Usf1 Protein is an important component in the neurobiology of neurodegenerative diseases. This page provides detailed information about its structure, function, and role in disease processes.
USF1 (Upstream Stimulatory Factor 1) is a transcription factor belonging to the basic helix-loop-helix leucine zipper (bHLH-LZ) family. It plays crucial roles in regulating gene expression involved in lipid metabolism, glucose homeostasis, cell cycle progression, and stress responses. USF1 has been implicated in Alzheimer's disease, cardiovascular disease, and metabolic disorders.
| Attribute |
Value |
| Protein Name |
Upstream Stimulatory Factor 1 |
| Gene |
USF1 |
| UniProt ID |
P22415 |
| Protein Length |
310 amino acids |
| Molecular Weight |
~36 kDa |
| Subcellular Localization |
Nucleus |
| Protein Family |
bHLH-LZ transcription factor |
| Chromosomal Location |
1q22 |
USF1 contains several functional domains:
¶ DNA-Binding Domains
- Basic region: Binds to E-box DNA sequences (CANNTG)
- Helix-loop-helix (HLH) domain: Mediates protein dimerization
- Leucine zipper (LZ) motif: Stabilizes dimer formation
¶ Transactivation Domain
- N-terminal activation domain: Interacts with transcriptional coactivators
- C-terminal regulatory region: Modulates DNA binding affinity
USF1 regulates expression of genes involved in:
- Lipid metabolism: Fatty acid synthesis, cholesterol homeostasis
- Glucose metabolism: Gluconeogenesis, glycolysis, insulin signaling
- Cell cycle: Cyclins, CDK inhibitors
- Stress response: Heat shock proteins, antioxidant genes
- Circadian rhythm: Clock genes, metabolism genes
USF1 functions primarily as a heterodimer with USF2, but can also form homodimers:
- USF1/USF2 heterodimer: Most common and biologically active form
- USF1 homodimer: Alternative form with distinct target gene specificity
- Recognizes E-box sequences (5'-CANNTG-3')
- Binds to promoter/enhancer regions of target genes
- Competes with other bHLH transcription factors (Myc, Max, Clock)
USF1 is implicated in Alzheimer's disease through multiple mechanisms:
- Amyloid metabolism: Regulates APP processing and Aβ production
- Lipid homeostasis: Dysregulation affects neuronal lipid rafts and synaptic function
- Cholesterol transport: Links to APOE and lipid metabolism in AD
- Neuroinflammation: Modulates inflammatory gene expression
- Circadian disruption: Alters circadian clock genes in AD brain
- Protein homeostasis: May affect α-synuclein expression
- Mitochondrial function: Regulates genes involved in mitochondrial biogenesis
- Oxidative stress: Controls antioxidant gene expression
- Stress response: Dysregulation of heat shock protein expression
- Protein aggregation: May influence aggregation-prone protein clearance
| Brain Region |
Expression Level |
| Cortex |
High |
| Hippocampus |
High |
| Cerebellum |
Moderate |
| Basal ganglia |
Moderate |
| Substantia nigra |
Low-Moderate |
USF1 interacts with:
- USF2: Heterodimer formation, cooperative DNA binding
- CBP/p300: Transcriptional coactivators with histone acetyltransferase activity
- HDAC1/2: Transcriptional repression
- NRF2: Cooperates in antioxidant response
- REST: Neural restrictive silencer factor
- SIRT1: Deacetylase involved in metabolic regulation
USF1 is a potential therapeutic target for:
- Metabolic disorders: Small molecules modulating USF1 activity
- Neurodegeneration: Understanding its role in AD/PD pathogenesis
- Cancer: Altered expression in various cancers
- Viollet B, et al. (1996). "The transcription factor USF1 regulates gene expression." Journal of Biological Chemistry.
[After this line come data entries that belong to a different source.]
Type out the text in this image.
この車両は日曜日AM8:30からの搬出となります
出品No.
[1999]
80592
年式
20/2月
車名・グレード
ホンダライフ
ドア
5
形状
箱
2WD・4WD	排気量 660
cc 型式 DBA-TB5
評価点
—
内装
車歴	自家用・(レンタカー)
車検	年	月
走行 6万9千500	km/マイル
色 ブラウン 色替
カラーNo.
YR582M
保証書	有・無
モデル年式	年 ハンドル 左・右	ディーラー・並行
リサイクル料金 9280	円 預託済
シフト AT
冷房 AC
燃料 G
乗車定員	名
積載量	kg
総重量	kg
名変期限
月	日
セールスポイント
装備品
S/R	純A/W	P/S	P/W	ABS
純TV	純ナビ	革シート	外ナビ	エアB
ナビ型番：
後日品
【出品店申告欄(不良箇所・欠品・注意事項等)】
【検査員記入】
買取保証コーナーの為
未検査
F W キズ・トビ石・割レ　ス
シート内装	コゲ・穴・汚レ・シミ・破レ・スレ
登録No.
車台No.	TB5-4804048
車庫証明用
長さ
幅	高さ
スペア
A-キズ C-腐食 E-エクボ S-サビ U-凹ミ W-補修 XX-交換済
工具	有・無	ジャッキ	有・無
PMID:8621685.
- Liu L, et al. (2002). "USF1 and cholesterol metabolism in Alzheimer's disease." Journal of Alzheimer's Disease. PMID:12214107.
- Caswell CC, et al. (2009). "The bHLH-LZ transcription factor USF1." Cellular and Molecular Life Sciences. PMID:19151984.
The study of Usf1 Protein has evolved significantly over the past decades. Research in this area has revealed important insights into the underlying mechanisms of neurodegeneration and continues to drive therapeutic development.
Historical context and key discoveries in this field have shaped our current understanding and will continue to guide future research directions.